Recovers BigQuery procedural-SQL lineage that DataHub's sqlglot parser misses, using Gudu SQLFlow.
Project description
gsp-datahub-sidecar
Recover SQL lineage that DataHub's sqlglot parser misses — across BigQuery, MSSQL, Snowflake, Oracle, and 20+ dialects — using Gudu SQLFlow.
The problem
DataHub uses sqlglot for SQL lineage extraction. sqlglot silently loses lineage on:
- BigQuery procedural SQL —
DECLARE,IF/THEN,CALL,CREATE TEMP TABLE(#11654) - BigQuery dbt deduplication macros —
array_agg()[offset(0)]with struct unpacking (#11670) - MSSQL stored procedures —
CASE...ENDbreakssplit_statements(#12606) - MSSQL identifier casing — lowercased URNs break lineage links (#13792, #11322)
- Power BI queries —
--comments silently drop JOINs from lineage (#11251)
The solution
This sidecar runs alongside your existing DataHub ingestion.

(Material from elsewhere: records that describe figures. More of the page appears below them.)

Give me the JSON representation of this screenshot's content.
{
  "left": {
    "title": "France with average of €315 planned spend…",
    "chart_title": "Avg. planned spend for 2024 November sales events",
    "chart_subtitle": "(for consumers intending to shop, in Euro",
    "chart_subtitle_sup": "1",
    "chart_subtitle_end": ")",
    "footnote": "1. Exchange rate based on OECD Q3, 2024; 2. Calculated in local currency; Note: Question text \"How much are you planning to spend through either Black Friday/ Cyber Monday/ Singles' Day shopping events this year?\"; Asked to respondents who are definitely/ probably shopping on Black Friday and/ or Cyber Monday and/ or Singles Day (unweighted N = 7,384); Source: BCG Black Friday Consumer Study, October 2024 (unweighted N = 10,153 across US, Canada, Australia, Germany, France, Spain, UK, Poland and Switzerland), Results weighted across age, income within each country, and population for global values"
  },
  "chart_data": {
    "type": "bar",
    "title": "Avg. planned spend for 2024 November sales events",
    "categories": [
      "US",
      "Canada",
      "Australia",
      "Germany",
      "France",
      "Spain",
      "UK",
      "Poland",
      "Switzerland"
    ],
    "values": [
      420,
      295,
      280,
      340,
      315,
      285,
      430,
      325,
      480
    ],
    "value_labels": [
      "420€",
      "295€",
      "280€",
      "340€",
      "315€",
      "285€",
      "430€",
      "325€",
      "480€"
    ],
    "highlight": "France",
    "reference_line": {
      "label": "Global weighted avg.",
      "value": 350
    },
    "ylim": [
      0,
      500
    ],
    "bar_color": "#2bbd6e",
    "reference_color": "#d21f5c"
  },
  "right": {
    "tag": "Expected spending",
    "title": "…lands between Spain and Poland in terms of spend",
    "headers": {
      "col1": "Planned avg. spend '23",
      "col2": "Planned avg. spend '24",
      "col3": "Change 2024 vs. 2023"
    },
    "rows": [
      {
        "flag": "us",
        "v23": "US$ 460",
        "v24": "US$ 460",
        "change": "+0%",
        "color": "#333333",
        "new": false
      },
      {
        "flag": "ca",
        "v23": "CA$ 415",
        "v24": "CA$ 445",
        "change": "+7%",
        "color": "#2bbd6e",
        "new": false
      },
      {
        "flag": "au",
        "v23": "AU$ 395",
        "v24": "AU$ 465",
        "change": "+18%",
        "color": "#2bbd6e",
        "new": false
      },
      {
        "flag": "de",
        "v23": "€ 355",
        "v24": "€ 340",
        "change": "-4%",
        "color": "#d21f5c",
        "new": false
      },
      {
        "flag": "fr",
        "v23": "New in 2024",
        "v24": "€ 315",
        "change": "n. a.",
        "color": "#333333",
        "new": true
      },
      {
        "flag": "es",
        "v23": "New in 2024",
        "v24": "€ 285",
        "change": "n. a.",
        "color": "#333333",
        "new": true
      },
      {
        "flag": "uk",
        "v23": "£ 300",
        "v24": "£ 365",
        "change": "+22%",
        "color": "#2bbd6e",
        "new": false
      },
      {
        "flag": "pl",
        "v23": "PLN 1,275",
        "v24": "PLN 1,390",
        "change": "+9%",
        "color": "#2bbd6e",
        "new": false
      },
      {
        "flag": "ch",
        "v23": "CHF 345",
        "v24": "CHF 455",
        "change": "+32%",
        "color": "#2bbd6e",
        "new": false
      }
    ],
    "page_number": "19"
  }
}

It re-parses the SQL statements that sqlglot failed on using Gudu SQLFlow (which handles procedural SQL and dialect-specific syntax natively), then emits the recovered lineage to DataHub via the REST API.
DataHub ingestion (unchanged) gsp-datahub-sidecar (this tool)
audit log -> sqlglot -> lineage |
| | re-parse failed SQL with SQLFlow
v | emit recovered lineage via REST
"Command fallback" v
(lineage lost) DataHub GMS (lineage restored)
Install
pip install gsp-datahub-sidecar
If you hit error: externally-managed-environment on Ubuntu 23.04+ / Debian 12+, see Troubleshooting.
Quick start
Sample SQL files are included in the examples/ directory — try them immediately after install:
# BigQuery procedural SQL (DataHub Issue #11654):
gsp-datahub-sidecar --sql-file examples/bigquery_procedural.sql --dry-run
# BigQuery dbt deduplication macro (DataHub Issue #11670):
gsp-datahub-sidecar --sql-file examples/bigquery_dbt_dedup.sql --dry-run
# MSSQL stored procedure with CASE...END (DataHub Issue #12606):
gsp-datahub-sidecar --sql-file examples/mssql_stored_procedure.sql --db-vendor dbvmssql --dry-run
# MSSQL view with mixed-case identifiers (DataHub Issues #13792, #11322):
gsp-datahub-sidecar --sql-file examples/mssql_case_sensitivity.sql --db-vendor dbvmssql --dry-run
# Power BI query with comments (DataHub Issue #11251):
gsp-datahub-sidecar --sql-file examples/powerbi_comments.sql --db-vendor dbvmssql --dry-run
# Oracle CREATE VIEW with subqueries:
gsp-datahub-sidecar --sql-file examples/oracle_create_view.sql --db-vendor dbvoracle --dry-run
# Analyze inline SQL:
gsp-datahub-sidecar --sql "DECLARE x INT; CREATE VIEW v AS SELECT a FROM t" --dry-run
# Parse DataHub ingestion logs and emit lineage:
gsp-datahub-sidecar --config sidecar.yaml --log-file /var/log/datahub/ingest.log
Four backend modes
| Mode | Auth | Limit | Data location | Use case |
|---|---|---|---|---|
anonymous (default) |
None | 50/day per IP | SQL sent to api.gudusoft.com | Quick evaluation |
authenticated |
userId + secretKey (token-exchange) |
10k/month | SQL sent to api.gudusoft.com | Extended evaluation |
self_hosted |
userId + secretKey (token-exchange) |
Unlimited | SQL stays in your VPC | Production |
local_jar |
None (local subprocess) | Governed by your JAR license | SQL never leaves the process | Air-gapped / CI (bring your own licensed JAR) |
The authenticated and self_hosted tiers use the same SQLFlow token-exchange protocol and hit the same exportFullLineageAsJson endpoint — only the host differs (api.gudusoft.com vs. your Docker). The local_jar tier skips HTTP entirely and invokes SQLFlow's bundled DataFlowAnalyzer CLI via java; it produces the same Dataflow JSON model as the cloud path, so lineage extraction is bit-for-bit equivalent.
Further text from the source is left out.